Reprinted with permission. This piece was written as part of an ongoing series of public writing workshops, a partnership between CBC Calgary and the Calgary Public Library. For more detail, visit cbc.ca/tellingyourstory. This First Person column is the experience of Adetola Adedipe, who moved to Calgary in 2015.
I fell to my knees in the middle of the sidewalk on a cold, Canadian winter night and cried. It was the sky that got to me.
Growing up in South Africa, summers were long, hot and humid. Winters were short and dry with warm afternoons. And best of all you could almost always see the most magnificent starry sky no matter the season.
I would often look up to stargaze and get lost in my dreams. It was my form of mediation.

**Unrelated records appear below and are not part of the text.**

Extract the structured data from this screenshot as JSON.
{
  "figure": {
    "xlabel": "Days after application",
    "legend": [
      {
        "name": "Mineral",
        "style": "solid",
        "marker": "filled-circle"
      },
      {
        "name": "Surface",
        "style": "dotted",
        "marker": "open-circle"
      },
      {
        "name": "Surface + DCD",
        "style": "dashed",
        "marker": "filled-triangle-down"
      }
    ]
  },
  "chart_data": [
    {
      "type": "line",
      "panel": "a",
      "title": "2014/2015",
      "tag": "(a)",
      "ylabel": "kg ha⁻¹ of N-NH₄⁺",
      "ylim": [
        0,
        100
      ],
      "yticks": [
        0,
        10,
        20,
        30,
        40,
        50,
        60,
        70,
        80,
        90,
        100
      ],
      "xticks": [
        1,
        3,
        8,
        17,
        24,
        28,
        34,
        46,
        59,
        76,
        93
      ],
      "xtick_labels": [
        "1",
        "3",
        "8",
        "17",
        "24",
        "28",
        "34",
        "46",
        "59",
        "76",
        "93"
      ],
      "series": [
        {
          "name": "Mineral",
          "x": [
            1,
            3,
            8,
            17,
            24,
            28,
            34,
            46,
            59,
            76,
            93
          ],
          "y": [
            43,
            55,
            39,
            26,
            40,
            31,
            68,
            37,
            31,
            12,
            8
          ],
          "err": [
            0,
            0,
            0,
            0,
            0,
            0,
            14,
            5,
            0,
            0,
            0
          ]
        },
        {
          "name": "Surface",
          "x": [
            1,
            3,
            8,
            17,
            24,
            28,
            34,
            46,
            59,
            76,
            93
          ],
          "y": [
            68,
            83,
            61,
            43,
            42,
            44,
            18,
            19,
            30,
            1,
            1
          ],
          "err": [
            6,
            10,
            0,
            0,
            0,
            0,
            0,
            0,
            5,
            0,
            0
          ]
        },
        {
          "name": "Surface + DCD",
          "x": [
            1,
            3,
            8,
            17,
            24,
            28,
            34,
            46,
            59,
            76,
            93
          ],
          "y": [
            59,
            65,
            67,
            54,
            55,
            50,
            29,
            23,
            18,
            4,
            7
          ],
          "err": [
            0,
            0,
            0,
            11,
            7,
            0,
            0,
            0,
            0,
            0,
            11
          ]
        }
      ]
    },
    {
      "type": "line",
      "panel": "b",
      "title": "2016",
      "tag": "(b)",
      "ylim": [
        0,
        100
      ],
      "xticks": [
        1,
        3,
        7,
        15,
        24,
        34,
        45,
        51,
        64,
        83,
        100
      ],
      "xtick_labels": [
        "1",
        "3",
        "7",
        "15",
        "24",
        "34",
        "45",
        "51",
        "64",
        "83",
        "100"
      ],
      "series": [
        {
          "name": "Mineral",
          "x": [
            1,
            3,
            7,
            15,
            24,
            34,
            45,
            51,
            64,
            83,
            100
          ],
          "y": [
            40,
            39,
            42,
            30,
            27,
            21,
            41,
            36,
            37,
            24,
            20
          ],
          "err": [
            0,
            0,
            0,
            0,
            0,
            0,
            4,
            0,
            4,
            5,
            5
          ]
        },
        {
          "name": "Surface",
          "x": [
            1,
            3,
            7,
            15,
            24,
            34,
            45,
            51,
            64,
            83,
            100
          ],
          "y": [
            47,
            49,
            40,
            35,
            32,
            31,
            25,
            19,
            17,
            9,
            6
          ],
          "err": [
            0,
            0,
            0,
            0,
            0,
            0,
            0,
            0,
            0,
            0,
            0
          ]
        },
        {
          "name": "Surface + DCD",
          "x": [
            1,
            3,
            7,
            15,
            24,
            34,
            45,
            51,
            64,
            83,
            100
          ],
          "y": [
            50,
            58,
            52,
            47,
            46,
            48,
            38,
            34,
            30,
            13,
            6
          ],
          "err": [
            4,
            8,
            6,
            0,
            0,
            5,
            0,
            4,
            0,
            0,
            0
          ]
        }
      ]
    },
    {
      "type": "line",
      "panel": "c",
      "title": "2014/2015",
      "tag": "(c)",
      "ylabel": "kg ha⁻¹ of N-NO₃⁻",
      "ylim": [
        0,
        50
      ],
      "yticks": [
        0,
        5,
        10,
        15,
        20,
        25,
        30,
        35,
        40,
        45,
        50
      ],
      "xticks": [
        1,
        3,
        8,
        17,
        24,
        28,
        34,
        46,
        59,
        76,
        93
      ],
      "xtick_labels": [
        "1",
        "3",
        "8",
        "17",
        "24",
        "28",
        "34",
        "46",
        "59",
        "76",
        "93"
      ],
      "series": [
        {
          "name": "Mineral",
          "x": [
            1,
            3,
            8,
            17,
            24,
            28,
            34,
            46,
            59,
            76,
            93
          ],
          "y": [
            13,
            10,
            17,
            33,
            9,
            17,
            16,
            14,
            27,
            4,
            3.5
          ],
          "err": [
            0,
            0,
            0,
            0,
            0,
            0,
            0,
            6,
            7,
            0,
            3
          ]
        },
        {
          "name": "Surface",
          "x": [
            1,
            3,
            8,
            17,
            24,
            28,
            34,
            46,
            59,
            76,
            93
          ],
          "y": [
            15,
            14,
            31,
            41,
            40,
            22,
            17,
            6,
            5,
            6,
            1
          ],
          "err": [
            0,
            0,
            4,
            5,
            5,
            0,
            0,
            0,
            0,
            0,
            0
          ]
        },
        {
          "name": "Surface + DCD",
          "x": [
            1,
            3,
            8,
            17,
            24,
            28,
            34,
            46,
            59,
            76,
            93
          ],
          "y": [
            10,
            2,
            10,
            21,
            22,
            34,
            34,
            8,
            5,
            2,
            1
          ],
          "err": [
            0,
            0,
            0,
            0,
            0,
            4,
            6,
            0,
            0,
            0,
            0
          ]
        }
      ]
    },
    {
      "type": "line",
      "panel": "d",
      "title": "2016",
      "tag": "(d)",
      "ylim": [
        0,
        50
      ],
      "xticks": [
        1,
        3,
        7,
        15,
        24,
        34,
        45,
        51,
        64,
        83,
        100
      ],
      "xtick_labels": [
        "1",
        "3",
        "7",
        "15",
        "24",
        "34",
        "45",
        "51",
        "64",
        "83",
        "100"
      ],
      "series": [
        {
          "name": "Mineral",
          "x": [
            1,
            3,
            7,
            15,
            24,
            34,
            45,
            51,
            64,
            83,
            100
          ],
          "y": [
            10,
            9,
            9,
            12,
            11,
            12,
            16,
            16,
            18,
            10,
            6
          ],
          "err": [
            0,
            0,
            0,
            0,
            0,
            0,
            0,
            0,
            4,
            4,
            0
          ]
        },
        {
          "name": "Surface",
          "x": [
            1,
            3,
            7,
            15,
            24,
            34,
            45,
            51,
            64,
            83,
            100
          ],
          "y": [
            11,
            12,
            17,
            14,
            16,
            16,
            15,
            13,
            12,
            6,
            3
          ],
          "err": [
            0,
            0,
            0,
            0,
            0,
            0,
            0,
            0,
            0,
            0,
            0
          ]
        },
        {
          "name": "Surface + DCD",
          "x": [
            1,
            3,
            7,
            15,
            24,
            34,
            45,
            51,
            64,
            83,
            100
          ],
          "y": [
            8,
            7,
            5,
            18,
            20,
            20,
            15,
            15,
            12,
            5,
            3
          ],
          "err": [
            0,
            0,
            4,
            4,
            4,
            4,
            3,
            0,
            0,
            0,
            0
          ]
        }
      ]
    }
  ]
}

But when I was 19, I was told by my parents that we were moving to Canada for a "better life and a stronger passport." I didn't want to go — to uproot just as I was figuring out who I really was — but I felt I had no choice.
Like many children of immigrants, I was moved.
Having a choice in the decision to move might have made a difference — at least mentally. Instead I felt anger and bitterness for being forced to leave the only home I had ever known.
We arrived at the airport and drove straight to the University of Calgary, where I was to stay in the dorms while my family lived in the more affordable city of Regina.
Those first months in Calgary were all about survival. Everyday, I did as I had feared — constantly re-introduced myself, explained where I was from, tried to get people to pronounce my name properly and changed the way I spoke to be heard.
I got lost in conversations about Tim Hortons, ice hockey and high school.
I tried to find people with similar interests to stop feeling so alone. I went to club events — joined a few and dropped a few, including animation, track and field and the board game club.
I was the only Black person in many of the clubs and classes and it showed. Once, a student tried to defend businesses gauging English proficiency in prospective hires based on "ethnic names." I was the only one to raise my hand to explain why that was an example of systematic oppression.
I wrote poems about my feelings but never shared them. Who would listen anyway?
I felt tired just being here in Canada. But gradually I got used to acting the part — the new Canadian grateful to be here. I spoke about the things my Canadian peers spoke about, cared about the things they cared about, and every so often, I'd be told that I would turn into "a real Canadian" soon enough.
I laughed, but I told myself I didn't want to be like them. Why make me like them instead of learning about me? Eat what I like to eat or go to events that I would enjoy?
I was so used to masking my habits and code switching that it became automatic and I began to disassociate from myself. I walked around campus with the mask of another immigrant who finally assimilated.
But I couldn't shake the numb feeling, like I was a ghost haunting myself.
Until that one night, two years after I arrived, when I was walking back from campus and had the urge to look up. I was horrified. I don't know if it was because of light pollution or clouds, but there were no stars.
My eyes searched desperately for a source of light that wasn't a street lamp or a plane. The sky was empty.
At that moment, all the emotions I pushed down flooded back — the pain of leaving my home, of making myself small to satisfy others, of writing my poems that I feared sharing, of being a stranger, the hateful long winters. I couldn't take it.
I fell to my knees and cried on the street, dragged down by a backpack filled with overpriced textbooks. I was in this place for a better life and yet, I had never been more miserable. I had never felt emptier, unsure of when I would see the skies of my home again. I felt trapped — stuck here with no say in what was the most difficult experience so far in my life.
I lay there until my fingers were numb. I looked up one last time just to be sure and then I finally gave up. My tears froze on my face, and my cheeks went numb. I stood up and kept walking to my dorm room as another homesick poem formed in my mind.
After all, it was November and was only going to get colder.
Adetola Adedipe moved to Canada in 2015 and struggled for years. She has since found comfort in spoken word poetry, performing under the name aloT of Poetry, which helps her see herself more clearly. She graduated with a degree in kinesiology and works as the bookshop manager at a non-profit art gallery in Calgary.